What we expect vs. what we observe:
We are using NUTS sampler:
- The
model_old
which does not need to do a eigenvalue calculation works great. It is slow in the warmup phase (due to increased number of steps per iterations) and much faster in the sampling stage (over time the number of steps per iterations decreases as the sampling progresses). It converges to the correct answers for our synthetic tests. - The
model_new
on the other hand behaves differently from what we expect. It has lower number of steps in the warmup phase and then when it goes into the sampling phase, the number of steps shoots up. We believe this should be the other way round? We think what might be happening is that after the warmup phase, it is reaching close to the minima of the loss function. At this point the gradient is very small and the step sizes are tiny resulting in many steps per iterations?
What we tried to remedy the problem but didn’t work:
From previous questions and discussions on this forum, we saw that a possible solution is to reduce the max_tree_depth
in the sampling phase. So we changed it to 1 — meaning, it would take a max of 1 step in the sampling phase. The motivation behind doing this is that, we want NUTS to move close to the minima in the warmup phase and then once its sufficiently close, it just needs to sample that smaller area enough number of times, without investing much time in calculating the exact direction in which is should proceed. We are pretty confident that there is a single sharp minima and so once we ensure that it is in the vicinity of the minima, we just want a usual MCMC kind of stepping to map out the peak of the PDF. This is why we had set the max_tree_depth
to 1. But surely, we are not understanding this correctly.
Below is what we get from model_old
and what we get from model_new
We even tried re-scaling the values of the parameters (as you will see in the axes labels) to make them of the order of unity.
The questions we want to ask:
- In our understanding, since the two models return approximately the same
predictions
(by which I mean what is returned by the forward problem and is compared with the observations) how can the behaviour in the warmup and the sampling phase change so drastically?
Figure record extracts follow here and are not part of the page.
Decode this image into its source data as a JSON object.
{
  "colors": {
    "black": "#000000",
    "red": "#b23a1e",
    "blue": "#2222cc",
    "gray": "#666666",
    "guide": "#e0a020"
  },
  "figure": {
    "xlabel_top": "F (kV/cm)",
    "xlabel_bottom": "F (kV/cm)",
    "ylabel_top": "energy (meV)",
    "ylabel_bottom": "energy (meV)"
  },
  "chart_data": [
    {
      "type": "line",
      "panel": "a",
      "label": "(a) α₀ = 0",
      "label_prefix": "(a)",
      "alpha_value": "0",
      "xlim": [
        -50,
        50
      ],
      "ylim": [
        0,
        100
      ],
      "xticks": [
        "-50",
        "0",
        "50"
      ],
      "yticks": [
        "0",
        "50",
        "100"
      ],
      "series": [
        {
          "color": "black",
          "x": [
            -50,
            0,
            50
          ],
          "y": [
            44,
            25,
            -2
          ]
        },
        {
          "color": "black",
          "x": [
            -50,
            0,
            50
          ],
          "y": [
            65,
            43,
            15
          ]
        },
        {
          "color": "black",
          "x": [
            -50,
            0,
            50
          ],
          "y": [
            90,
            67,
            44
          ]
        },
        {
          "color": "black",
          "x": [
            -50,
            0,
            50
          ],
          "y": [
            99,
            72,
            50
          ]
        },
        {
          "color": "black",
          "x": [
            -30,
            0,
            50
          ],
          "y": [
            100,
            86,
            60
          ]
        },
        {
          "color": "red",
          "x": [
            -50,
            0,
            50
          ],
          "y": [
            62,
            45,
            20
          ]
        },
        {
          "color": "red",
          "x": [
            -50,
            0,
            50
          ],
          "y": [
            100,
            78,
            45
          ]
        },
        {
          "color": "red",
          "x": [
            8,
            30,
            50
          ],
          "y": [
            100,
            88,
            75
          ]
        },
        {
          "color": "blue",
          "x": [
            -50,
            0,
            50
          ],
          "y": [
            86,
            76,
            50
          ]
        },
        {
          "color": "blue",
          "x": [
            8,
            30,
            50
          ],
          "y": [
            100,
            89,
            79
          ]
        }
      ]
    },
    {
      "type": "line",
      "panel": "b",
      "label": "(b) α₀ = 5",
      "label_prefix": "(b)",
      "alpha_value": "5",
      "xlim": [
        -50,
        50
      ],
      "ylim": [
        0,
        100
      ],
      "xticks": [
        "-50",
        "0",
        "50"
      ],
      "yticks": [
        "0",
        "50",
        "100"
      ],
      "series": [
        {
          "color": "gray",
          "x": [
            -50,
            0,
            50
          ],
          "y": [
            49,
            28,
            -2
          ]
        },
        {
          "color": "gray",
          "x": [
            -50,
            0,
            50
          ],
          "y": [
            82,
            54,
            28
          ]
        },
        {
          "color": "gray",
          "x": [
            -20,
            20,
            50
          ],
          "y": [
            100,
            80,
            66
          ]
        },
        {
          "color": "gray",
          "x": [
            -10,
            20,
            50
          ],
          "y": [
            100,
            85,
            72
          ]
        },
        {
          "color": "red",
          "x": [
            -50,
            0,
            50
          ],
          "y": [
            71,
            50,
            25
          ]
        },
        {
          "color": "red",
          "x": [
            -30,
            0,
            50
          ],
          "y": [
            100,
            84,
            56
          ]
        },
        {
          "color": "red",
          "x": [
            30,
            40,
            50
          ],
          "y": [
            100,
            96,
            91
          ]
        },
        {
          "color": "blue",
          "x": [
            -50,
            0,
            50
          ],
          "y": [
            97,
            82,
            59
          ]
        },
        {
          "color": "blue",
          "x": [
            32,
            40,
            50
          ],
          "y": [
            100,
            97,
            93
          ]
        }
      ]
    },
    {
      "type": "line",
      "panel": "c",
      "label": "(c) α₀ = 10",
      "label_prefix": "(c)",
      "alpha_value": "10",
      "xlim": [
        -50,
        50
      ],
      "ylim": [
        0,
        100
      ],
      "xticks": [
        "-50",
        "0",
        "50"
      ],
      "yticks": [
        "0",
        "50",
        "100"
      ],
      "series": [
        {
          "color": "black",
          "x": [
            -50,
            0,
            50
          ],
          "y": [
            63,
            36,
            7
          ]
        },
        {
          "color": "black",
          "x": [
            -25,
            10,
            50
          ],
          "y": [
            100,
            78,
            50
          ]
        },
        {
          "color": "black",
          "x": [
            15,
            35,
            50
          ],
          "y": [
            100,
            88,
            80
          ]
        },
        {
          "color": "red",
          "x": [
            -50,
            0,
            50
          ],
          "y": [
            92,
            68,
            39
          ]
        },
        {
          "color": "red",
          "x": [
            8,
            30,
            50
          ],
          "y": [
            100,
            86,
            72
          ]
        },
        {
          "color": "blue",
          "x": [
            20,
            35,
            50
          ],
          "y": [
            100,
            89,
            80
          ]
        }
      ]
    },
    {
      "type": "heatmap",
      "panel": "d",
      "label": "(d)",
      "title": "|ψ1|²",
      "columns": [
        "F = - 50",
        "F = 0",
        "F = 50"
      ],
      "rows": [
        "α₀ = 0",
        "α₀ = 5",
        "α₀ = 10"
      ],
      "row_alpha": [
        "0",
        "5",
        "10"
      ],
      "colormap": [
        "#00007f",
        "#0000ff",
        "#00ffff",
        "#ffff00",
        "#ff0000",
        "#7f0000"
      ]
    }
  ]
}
Does it matter so much that we are using an eigenvalue problem? - Is there a way to estimate the correct step-size apriori so that we can fix the step-size in the NUTS kernel initialization? We think that the problem with the results from
model_new
is because of the fact that the step-size it uses in the sampling phase is a constant and is larger than it needs to use. - Can we use the warmup of NUTS in the initial phase so that it approaches the minima of the posterior distribution and then shift to something less expensive like SA and take optimal steps so that it is essentially searching inside a grid close to the minima and simply mapping out the structure of the minima in the PDF? Again, we know we have a uni-modal solution which is quite sharply peaked.
P.S: After going over a lot of topics on the forum, I found that this is closest to the topic here posted by @campagne.